Find radius of circle in the following circle.

Question

Let we have two tangent lines from point $A$ to circle.

Find radius of circle in the following circle:

I draw two radiuses of circle to the two tangent lines from point $A$ to circle so we have two triangles with angels $90$ but i don't know how we can use other information from question.

Answer 1

Let $c=AB$, $b=AC$ and $a=BC$ be tangent to the circle with $O$, $D$, $E$ and $F$, respectively

then $OD=OE=OF=r_a$

$\text{area of} \triangle ABC=\text{area of} \triangle AOB + \text{area of} \triangle AOC - \text{area of} \triangle BOC $

By Heron's formula we can compute the area of $\triangle ABC = \sqrt{u(u-a)(u-b)(u-c)}= \frac{b+c-a}{2}\times r_a = r_a (u-a)$ where $a=7,b=8,c=9$ and $2u=a+b+c$

$\sqrt{12(12-7)(12-8)(12-9)}=r_a (12-7)$

$r_a=\frac{12\sqrt5}{5}$

Answer 2

Let $O$ be the center of the circle, the points $D$ and $E$ be the intersection points of the lines $AC$ and $AB$ with the circle, respectively, point $F$ the intersection between $AO$ and $DE$, and point $P$ the intersection between $BC$ and the circle.

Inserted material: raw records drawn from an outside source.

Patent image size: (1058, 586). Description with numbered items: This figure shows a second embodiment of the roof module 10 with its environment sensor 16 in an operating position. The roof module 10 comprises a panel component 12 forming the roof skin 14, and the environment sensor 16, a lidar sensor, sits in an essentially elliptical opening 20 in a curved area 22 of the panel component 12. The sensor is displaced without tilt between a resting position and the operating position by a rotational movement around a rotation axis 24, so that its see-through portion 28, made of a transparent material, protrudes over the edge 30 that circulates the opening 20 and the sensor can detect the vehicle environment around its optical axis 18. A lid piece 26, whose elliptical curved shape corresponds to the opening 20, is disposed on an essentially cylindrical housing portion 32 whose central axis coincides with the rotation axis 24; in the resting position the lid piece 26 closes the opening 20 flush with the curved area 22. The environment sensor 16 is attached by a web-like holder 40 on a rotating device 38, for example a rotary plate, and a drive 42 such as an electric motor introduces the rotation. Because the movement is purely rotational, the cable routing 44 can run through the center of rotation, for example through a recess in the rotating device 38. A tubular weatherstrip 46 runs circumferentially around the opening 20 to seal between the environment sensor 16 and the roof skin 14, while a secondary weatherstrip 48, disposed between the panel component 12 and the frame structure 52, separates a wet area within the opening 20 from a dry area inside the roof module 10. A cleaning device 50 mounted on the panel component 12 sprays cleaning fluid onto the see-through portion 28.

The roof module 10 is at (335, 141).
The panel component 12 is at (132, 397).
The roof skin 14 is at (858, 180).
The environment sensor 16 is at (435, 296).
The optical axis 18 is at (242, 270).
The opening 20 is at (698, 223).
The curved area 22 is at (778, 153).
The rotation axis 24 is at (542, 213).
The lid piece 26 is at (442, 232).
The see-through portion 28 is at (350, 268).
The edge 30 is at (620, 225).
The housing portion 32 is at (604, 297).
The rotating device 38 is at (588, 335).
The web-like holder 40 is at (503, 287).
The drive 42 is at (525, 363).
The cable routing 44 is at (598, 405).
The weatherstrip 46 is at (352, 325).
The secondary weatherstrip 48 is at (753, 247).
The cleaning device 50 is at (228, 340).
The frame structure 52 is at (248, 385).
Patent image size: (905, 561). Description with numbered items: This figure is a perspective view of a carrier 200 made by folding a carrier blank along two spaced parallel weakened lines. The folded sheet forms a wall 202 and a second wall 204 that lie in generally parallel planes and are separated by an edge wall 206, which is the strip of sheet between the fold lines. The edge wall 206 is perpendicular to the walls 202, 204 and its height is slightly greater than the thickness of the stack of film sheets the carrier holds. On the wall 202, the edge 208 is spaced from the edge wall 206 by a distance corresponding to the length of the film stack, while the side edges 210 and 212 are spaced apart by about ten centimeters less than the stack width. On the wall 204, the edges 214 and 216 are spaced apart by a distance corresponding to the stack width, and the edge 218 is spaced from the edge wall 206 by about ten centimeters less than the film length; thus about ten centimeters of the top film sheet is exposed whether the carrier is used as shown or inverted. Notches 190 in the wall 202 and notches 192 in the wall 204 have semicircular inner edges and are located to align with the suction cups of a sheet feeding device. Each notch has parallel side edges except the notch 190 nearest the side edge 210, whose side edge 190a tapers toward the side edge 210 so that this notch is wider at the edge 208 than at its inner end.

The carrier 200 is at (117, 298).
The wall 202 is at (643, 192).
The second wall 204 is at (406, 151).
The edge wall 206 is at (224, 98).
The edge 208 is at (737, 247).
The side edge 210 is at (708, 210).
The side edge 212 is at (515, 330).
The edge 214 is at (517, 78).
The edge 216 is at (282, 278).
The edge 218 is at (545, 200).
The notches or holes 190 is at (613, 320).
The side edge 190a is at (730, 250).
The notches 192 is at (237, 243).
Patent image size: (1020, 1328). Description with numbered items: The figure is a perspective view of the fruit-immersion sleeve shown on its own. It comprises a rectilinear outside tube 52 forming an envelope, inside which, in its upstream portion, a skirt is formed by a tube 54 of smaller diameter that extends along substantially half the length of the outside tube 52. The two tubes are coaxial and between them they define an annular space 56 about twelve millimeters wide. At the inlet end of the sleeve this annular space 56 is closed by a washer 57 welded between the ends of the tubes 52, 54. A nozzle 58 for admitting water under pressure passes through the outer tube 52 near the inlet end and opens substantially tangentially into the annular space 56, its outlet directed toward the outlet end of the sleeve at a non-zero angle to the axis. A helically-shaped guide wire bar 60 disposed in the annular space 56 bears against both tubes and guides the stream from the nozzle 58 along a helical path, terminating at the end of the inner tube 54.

We have $PC = CD$ and $PB = BE$, since these are tangent segments drawn from the same point; so, since $PC + PB = 7$, then $CD + BE = 7$. But we also know that $CD + 8 = BE + 9$, so $CD = 4$, $BE = 3$ and $AD = AE = 12$. By the law os cosines, in $\triangle ABC$, we obtain $7^2 = 8^2 + 9^2 - 2\cdot 8 \cdot 9 \cdot \cos{B\hat{A}C}$, thus $\cos{B\hat{A}C} = \dfrac{2}{3}$. Then, in $\triangle AED$, we have $ED^2 = 288 - 2\cdot 144 \cdot \dfrac{2}{3}$ by the law of cosines, and $ED = 4\sqrt{6}$. Applying the pythagorean theorem in $\triangle AFD$:

$\left (\dfrac{4\sqrt{6}}{2}\right)^2 + AF^2 = 144$

$24 + AF^2 = 144$

$AF = 2\sqrt{30}$

Now, note that $\triangle AFD \sim \triangle AOD$, so $\dfrac{12}{OD} = \dfrac{2\sqrt{30}}{2\sqrt{6}}$, and hence $OD = \dfrac{12\sqrt{5}}{5}$.

Answer 3

Extend sides AB and AC. Draw bisector of $\angle BAC$. The radii of inscribed circle and the one it's radius to be found are on this line. Draw these circles. Draw a tangent on bigger circle parallel with BC.Name it's intersection with extension of AB as D and with extension of AC as E. Triangles ABC and ADE are similar, so the radii of circles is proportional to the altitudes of triangles and we may write:

$\frac {r_2}{r_1}=\frac {h_2}{h_1}$

Where $r_1$ is incircle radius, $r_2$ is required radius, $ h_1$ is the altitude of triangle ABC and $h_2$is the altitude of triangle ADE, we have:

$h_2=h_1+2r_1$

In triangle ABC we can find half perimeter as $p=(9+8+7)/2=12$ and by Heron's formula the are is $s=12\sqrt 5$ and $h_1=2\frac s{BC}$. Also we have :

$r_1=\frac s p=\frac{12\sqrt5}{12}=\sqrt 5$

$\frac {r_2}{r_1}=\frac{h_2}{h_1}\Rightarrow \frac{h_1+2r_2}{h_1}=\frac{r_2}{r_1}$

which finally gives:

$$r_2=\frac{r_1h_1}{h_1-2r_1}$$

$h_1=2\frac{12\sqrt5}7=\frac {24\sqrt 5}7$

putting values we finally get:

$$r_2=\frac{\sqrt5 \times 24\sqrt5}{7(\frac{24\sqrt 5}7-2\sqrt 5)}=\frac{12\sqrt 5}5$$